L’événement s’est tenu devant les nombreux partenaires de la Piaule le 28 octobre dernier. Le député d’Abitibi-Est Pierre Corbeil a donné le coup d’envoi des travaux en procédant au premier coup de pelle mécanique pour démolir le garage.
Le gouvernement provincial, par le biais du Programme SHQ-Accès logis, fournit la majorité du financement du projet, soit 2,1 M $. «Pour les 600 000 $ restants, il provient du milieu. Ce montant équivaut au budget de fonctionnement de la Piaule pour quatre années», a mentionné le président du conseil d’administration de l’organisme, Stéphane Grenier.
Selon M. Grenier, ce projet voit le jour grâce à la ténacité des gens impliqués. «La première fois que j’ai présenté le projet, on a ri, car on ne croyait pas possible de le réaliser. Avec de la ténacité, tout est possible», a-t-il soutenu.
Pour le président de la Piaule, la reconstruction représente une grande avancée pour le logement social. «On me disait que c’était impossible, mais j’ai le goût de dire aux promoteurs sociaux: soyez réalistes, exigez l’impossible», a-t-il clamé.
Un besoin
Après une visite des installations, impossible d’ignorer que la reconstruction provient d’un véritable besoin. «C’est loin d’être un luxe, a estimé M. Grenier. L’eau coule dans les fenêtres, l’espace est restreint et l’escalier de secours à l’arrière m’inquiète. J’ai peur en cas d’incendie. D’ailleurs, l’amorce du projet a été faite après la présentation du rapport d’inspection du bâtiment.»
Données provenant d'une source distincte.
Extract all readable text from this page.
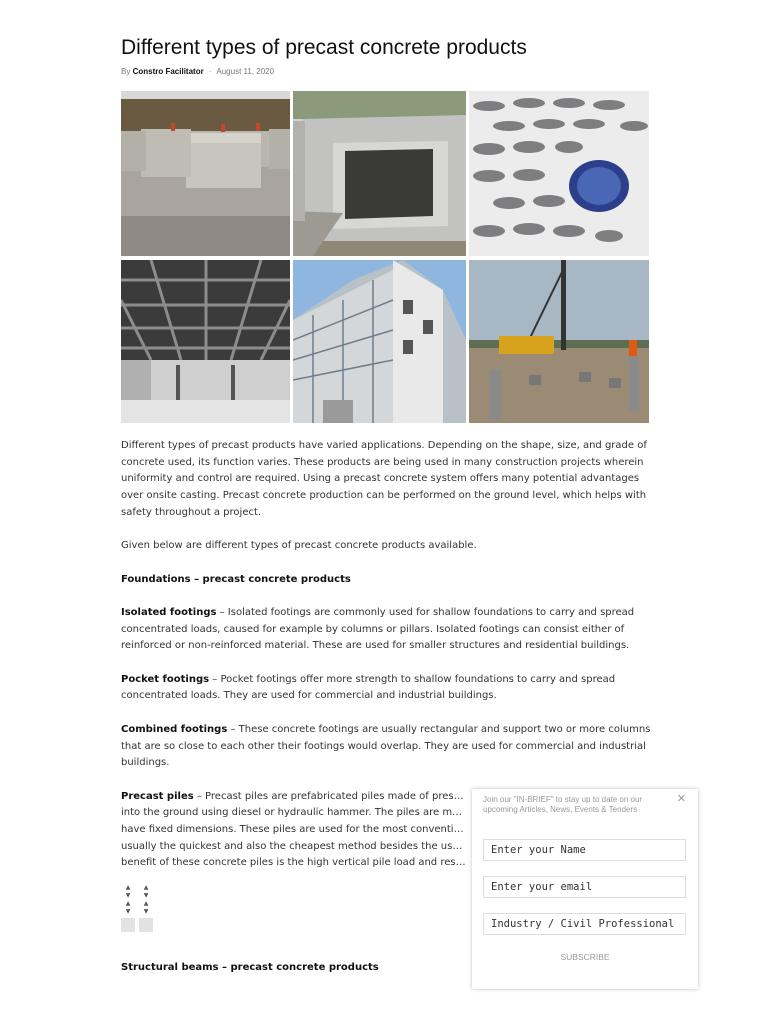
Different types of precast concrete products
By Constro Facilitator - August 11, 2020

Different types of precast products have varied applications. Depending on the shape, size, and grade of concrete used, its function varies. These products are being used in many construction projects wherein uniformity and control are required. Using a precast concrete system offers many potential advantages over onsite casting. Precast concrete production can be performed on the ground level, which helps with safety throughout a project.

Given below are different types of precast concrete products available.

Foundations – precast concrete products

Isolated footings – Isolated footings are commonly used for shallow foundations to carry and spread concentrated loads, caused for example by columns or pillars. Isolated footings can consist either of reinforced or non-reinforced material. These are used for smaller structures and residential buildings.

Pocket footings – Pocket footings offer more strength to shallow foundations to carry and spread concentrated loads. They are used for commercial and industrial buildings.

Combined footings – These concrete footings are usually rectangular and support two or more columns that are so close to each other their footings would overlap. They are used for commercial and industrial buildings.

Precast piles – Precast piles are prefabricated piles made of pres… into the ground using diesel or hydraulic hammer. The piles are m… have fixed dimensions. These piles are used for the most conventi… usually the quickest and also the cheapest method besides the us… benefit of these concrete piles is the high vertical pile load and res…

▲
▼
▲
▼
▲
▼
▲
▼
Structural beams – precast concrete products
Join our "IN-BRIEF" to stay up to date on our upcoming Articles, News, Events & Tenders
✕
Enter your Name
Enter your email
Industry / Civil Professional
SUBSCRIBE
Outre la démolition du garage déjà entamée, la mise en place des fondations du bâtiment sera une priorité, puisqu’il faut couler le béton avant le gel du sol. «Ensuite, on va construire la bâtisse. On retrouvera l’aile de la Piaule sur deux étages, et de l’autre côté, l’aile du dortoir, sur un étage seulement. Le bâtiment existant va être démoli à la fin de la reconstruction, pour ne pas interrompre nos services. Sinon, les gens se retrouveraient à la rue durant ce temps», a souligné Stéphane Grenier.
Plus d’unités
En ce moment, la Piaule possède quatre places pour les femmes et douze pour les hommes. Dans le projet, il y aura 22 unités pouvant loger plus de 40 personnes. Les femmes et hommes seront séparés. «On aura plus de places pour les femmes comparativement à avant, et aussi une chambre pour les familles. Comme nulle part à Val-d’Or on ne peut accueillir une personne handicapée, on aura aussi une chambre adaptée», a expliqué M. Grenier.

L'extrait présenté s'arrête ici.